The government of President Andrés Manuel López Obrador halted future payments on existing policies on January 1 and expects it to generate savings of some 5bn pesos (US$263mn).
Adapting to the change, Escobedo said insurers are developing new products targeting public employees who wish to maintain their policies out of their own pocket.
However, he noted that the ultimate success of those efforts will depend on the demand generated in the market segment.
"The insured will have to make a decision based on their financial situation and their interests as to what they want to do with their coverage, and the insurance sector, for its part, is preparing products and a selection to attempt to attend to their needs and new purchasing power capacity," said Escobedo.
AMIS' general director, Recaredo Arias, speaking to local outlet El Economista, acknowledged that the government is making a significant effort to optimize spending, but he believes that it should work with the industry to help provide those affected with the ability to maintain the low rates associated with group health and life plans.
"What we are looking for is to maintain these policies, which can be retaken by individuals through individual purchases, but looking for schemes where, for example, they are still treated as a group to have good price conditions and that they can maintain schemes such as the payroll discount," said Arias.

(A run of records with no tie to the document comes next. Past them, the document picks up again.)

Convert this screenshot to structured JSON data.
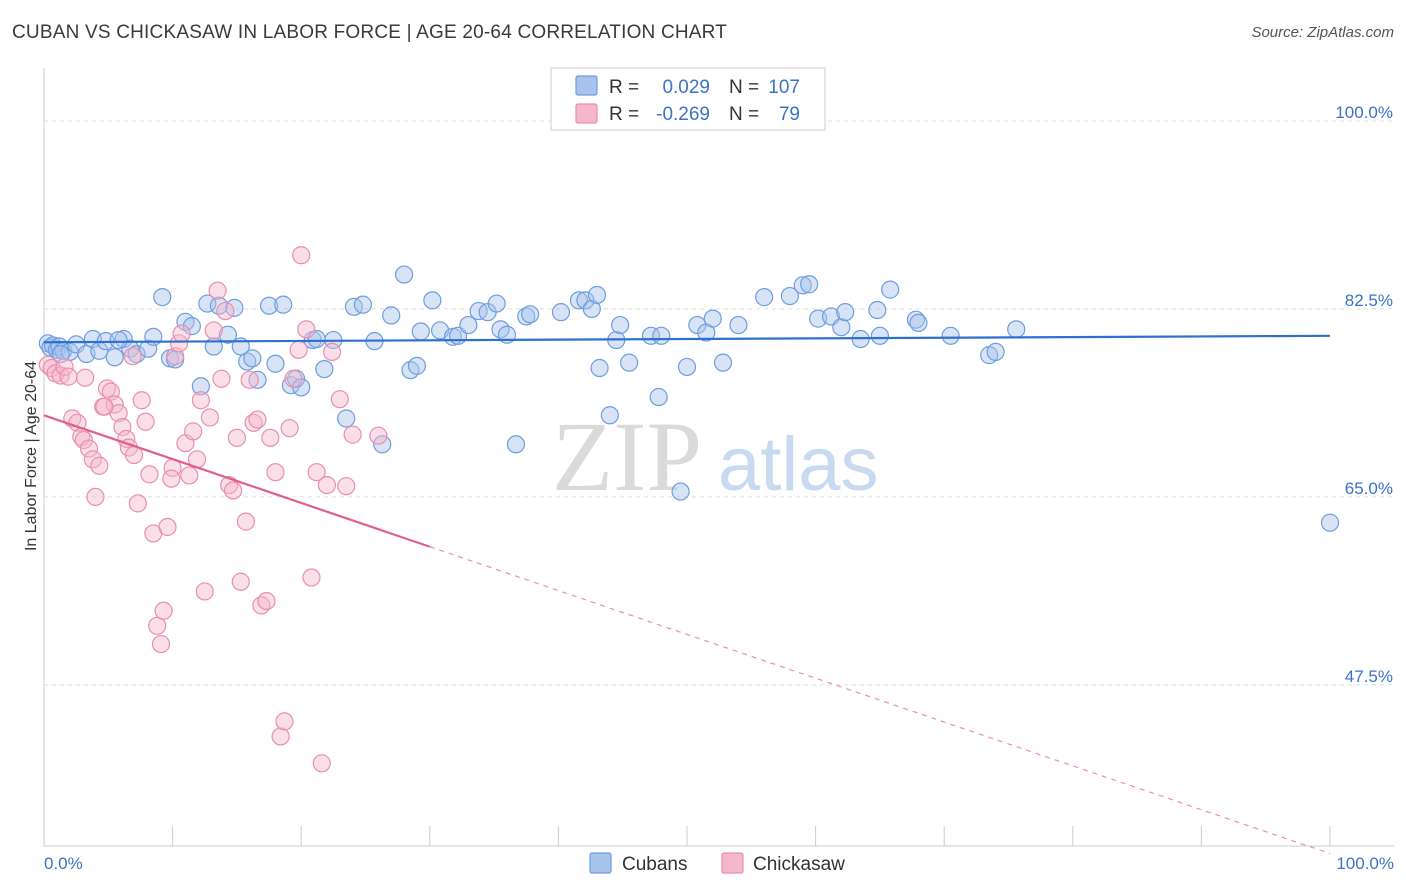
{
  "header": {
    "title": "CUBAN VS CHICKASAW IN LABOR FORCE | AGE 20-64 CORRELATION CHART",
    "source": "Source: ZipAtlas.com"
  },
  "watermark": {
    "zip": "ZIP",
    "atlas": "atlas"
  },
  "legend": {
    "r_label": "R =",
    "n_label": "N =",
    "rows": [
      {
        "r": "0.029",
        "n": "107",
        "color": "#a8c4ec"
      },
      {
        "r": "-0.269",
        "n": "79",
        "color": "#f5b8cb"
      }
    ]
  },
  "chart_data": {
    "type": "scatter",
    "ylabel": "In Labor Force | Age 20-64",
    "xlim": [
      0,
      100
    ],
    "ylim": [
      32.5,
      104
    ],
    "x_tick_labels": [
      "0.0%",
      "100.0%"
    ],
    "y_ticks": [
      {
        "value": 100.0,
        "label": "100.0%"
      },
      {
        "value": 82.5,
        "label": "82.5%"
      },
      {
        "value": 65.0,
        "label": "65.0%"
      },
      {
        "value": 47.5,
        "label": "47.5%"
      }
    ],
    "series": [
      {
        "name": "Cubans",
        "color": "#6c9ee0",
        "fill": "#a8c4ec",
        "trend": {
          "x0": 0,
          "y0": 79.4,
          "x1": 100,
          "y1": 80.0,
          "dashed_from": null
        },
        "points": [
          [
            0.3,
            79.3
          ],
          [
            0.5,
            78.9
          ],
          [
            0.7,
            79.1
          ],
          [
            1.0,
            78.7
          ],
          [
            1.2,
            79.0
          ],
          [
            1.5,
            78.6
          ],
          [
            2.0,
            78.5
          ],
          [
            2.5,
            79.2
          ],
          [
            3.3,
            78.3
          ],
          [
            3.8,
            79.7
          ],
          [
            4.3,
            78.6
          ],
          [
            4.8,
            79.5
          ],
          [
            5.5,
            78.0
          ],
          [
            6.2,
            79.7
          ],
          [
            6.7,
            78.8
          ],
          [
            7.2,
            78.3
          ],
          [
            8.1,
            78.8
          ],
          [
            8.5,
            79.9
          ],
          [
            9.2,
            83.6
          ],
          [
            9.8,
            77.9
          ],
          [
            10.2,
            77.8
          ],
          [
            11.0,
            81.3
          ],
          [
            11.5,
            80.9
          ],
          [
            12.2,
            75.3
          ],
          [
            12.7,
            83.0
          ],
          [
            13.2,
            79.0
          ],
          [
            13.6,
            82.8
          ],
          [
            14.3,
            80.1
          ],
          [
            14.8,
            82.6
          ],
          [
            15.3,
            79.0
          ],
          [
            15.8,
            77.6
          ],
          [
            16.2,
            77.9
          ],
          [
            16.6,
            75.9
          ],
          [
            17.5,
            82.8
          ],
          [
            18.0,
            77.4
          ],
          [
            18.6,
            82.9
          ],
          [
            19.2,
            75.4
          ],
          [
            19.6,
            76.0
          ],
          [
            20.0,
            75.2
          ],
          [
            20.9,
            79.6
          ],
          [
            21.2,
            79.7
          ],
          [
            21.8,
            76.9
          ],
          [
            22.5,
            79.6
          ],
          [
            23.5,
            72.3
          ],
          [
            24.1,
            82.7
          ],
          [
            24.8,
            82.9
          ],
          [
            25.7,
            79.5
          ],
          [
            26.3,
            69.9
          ],
          [
            27.0,
            81.9
          ],
          [
            28.0,
            85.7
          ],
          [
            28.5,
            76.8
          ],
          [
            29.0,
            77.2
          ],
          [
            29.3,
            80.4
          ],
          [
            30.2,
            83.3
          ],
          [
            30.8,
            80.5
          ],
          [
            31.8,
            79.9
          ],
          [
            32.2,
            80.0
          ],
          [
            33.0,
            81.0
          ],
          [
            33.8,
            82.3
          ],
          [
            34.5,
            82.2
          ],
          [
            35.2,
            83.0
          ],
          [
            35.5,
            80.6
          ],
          [
            36.0,
            80.1
          ],
          [
            36.7,
            69.9
          ],
          [
            37.5,
            81.8
          ],
          [
            37.8,
            82.0
          ],
          [
            40.2,
            82.2
          ],
          [
            41.6,
            83.3
          ],
          [
            42.1,
            83.3
          ],
          [
            42.6,
            82.5
          ],
          [
            43.0,
            83.8
          ],
          [
            43.2,
            77.0
          ],
          [
            44.0,
            72.6
          ],
          [
            44.5,
            79.6
          ],
          [
            44.8,
            81.0
          ],
          [
            45.5,
            77.5
          ],
          [
            47.2,
            80.0
          ],
          [
            47.8,
            74.3
          ],
          [
            48.0,
            80.0
          ],
          [
            49.5,
            65.5
          ],
          [
            50.0,
            77.1
          ],
          [
            50.8,
            81.0
          ],
          [
            51.5,
            80.3
          ],
          [
            52.0,
            81.6
          ],
          [
            52.8,
            77.5
          ],
          [
            54.0,
            81.0
          ],
          [
            56.0,
            83.6
          ],
          [
            58.0,
            83.7
          ],
          [
            59.0,
            84.7
          ],
          [
            59.5,
            84.8
          ],
          [
            60.2,
            81.6
          ],
          [
            61.2,
            81.8
          ],
          [
            62.0,
            80.8
          ],
          [
            62.3,
            82.2
          ],
          [
            63.5,
            79.7
          ],
          [
            64.8,
            82.4
          ],
          [
            65.0,
            80.0
          ],
          [
            65.8,
            84.3
          ],
          [
            67.8,
            81.5
          ],
          [
            68.0,
            81.2
          ],
          [
            70.5,
            80.0
          ],
          [
            73.5,
            78.2
          ],
          [
            74.0,
            78.5
          ],
          [
            75.6,
            80.6
          ],
          [
            100.0,
            62.6
          ],
          [
            1.3,
            78.3
          ],
          [
            5.8,
            79.6
          ]
        ]
      },
      {
        "name": "Chickasaw",
        "color": "#e98fae",
        "fill": "#f5b8cb",
        "trend": {
          "x0": 0,
          "y0": 72.6,
          "x1": 100,
          "y1": 31.8,
          "dashed_from": 30.0
        },
        "points": [
          [
            0.3,
            77.3
          ],
          [
            0.6,
            77.0
          ],
          [
            0.9,
            76.5
          ],
          [
            1.3,
            76.3
          ],
          [
            1.6,
            77.1
          ],
          [
            1.9,
            76.2
          ],
          [
            2.2,
            72.3
          ],
          [
            2.6,
            71.9
          ],
          [
            2.9,
            70.6
          ],
          [
            3.1,
            70.3
          ],
          [
            3.5,
            69.5
          ],
          [
            3.8,
            68.5
          ],
          [
            4.0,
            65.0
          ],
          [
            4.3,
            67.9
          ],
          [
            4.6,
            73.4
          ],
          [
            4.9,
            75.1
          ],
          [
            5.2,
            74.8
          ],
          [
            5.5,
            73.6
          ],
          [
            5.8,
            72.8
          ],
          [
            6.1,
            71.5
          ],
          [
            6.4,
            70.4
          ],
          [
            6.6,
            69.6
          ],
          [
            7.0,
            68.9
          ],
          [
            7.3,
            64.4
          ],
          [
            7.6,
            74.0
          ],
          [
            7.9,
            72.0
          ],
          [
            8.2,
            67.1
          ],
          [
            8.5,
            61.6
          ],
          [
            8.8,
            53.0
          ],
          [
            9.1,
            51.3
          ],
          [
            9.3,
            54.4
          ],
          [
            9.6,
            62.2
          ],
          [
            10.0,
            67.7
          ],
          [
            10.2,
            78.1
          ],
          [
            10.5,
            79.3
          ],
          [
            10.7,
            80.2
          ],
          [
            11.0,
            70.0
          ],
          [
            11.3,
            67.0
          ],
          [
            11.6,
            71.1
          ],
          [
            11.9,
            68.5
          ],
          [
            12.2,
            74.0
          ],
          [
            12.5,
            56.2
          ],
          [
            12.9,
            72.4
          ],
          [
            13.2,
            80.5
          ],
          [
            13.5,
            84.2
          ],
          [
            13.8,
            76.0
          ],
          [
            14.1,
            82.3
          ],
          [
            14.4,
            66.1
          ],
          [
            14.7,
            65.6
          ],
          [
            15.0,
            70.5
          ],
          [
            15.3,
            57.1
          ],
          [
            15.7,
            62.7
          ],
          [
            16.0,
            75.9
          ],
          [
            16.3,
            71.9
          ],
          [
            16.6,
            72.2
          ],
          [
            16.9,
            54.9
          ],
          [
            17.3,
            55.3
          ],
          [
            17.6,
            70.5
          ],
          [
            18.0,
            67.3
          ],
          [
            18.4,
            42.7
          ],
          [
            18.7,
            44.1
          ],
          [
            19.1,
            71.4
          ],
          [
            19.4,
            76.0
          ],
          [
            19.8,
            78.7
          ],
          [
            20.0,
            87.5
          ],
          [
            20.4,
            80.6
          ],
          [
            20.8,
            57.5
          ],
          [
            21.2,
            67.3
          ],
          [
            21.6,
            40.2
          ],
          [
            22.0,
            66.1
          ],
          [
            22.4,
            78.5
          ],
          [
            23.0,
            74.1
          ],
          [
            23.5,
            66.0
          ],
          [
            24.0,
            70.8
          ],
          [
            26.0,
            70.7
          ],
          [
            4.7,
            73.4
          ],
          [
            6.9,
            78.1
          ],
          [
            3.2,
            76.1
          ],
          [
            9.9,
            66.7
          ]
        ]
      }
    ],
    "grid": true,
    "legend_position": "top-center"
  }
}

He noted that the cancellation of the policies could also overwhelm the capacity of social security institutions that provide medical care to public servants, such as public employee health system ISSSTE.
Calling attention to the holder of the largest medical expense policy with the former government - MetLife México, Arias said that the cancellation would no doubt have an impact on the company's premiums but it would not be "too big," noting that the US insurer had the financial reserves to fulfill all of its obligations moving forward.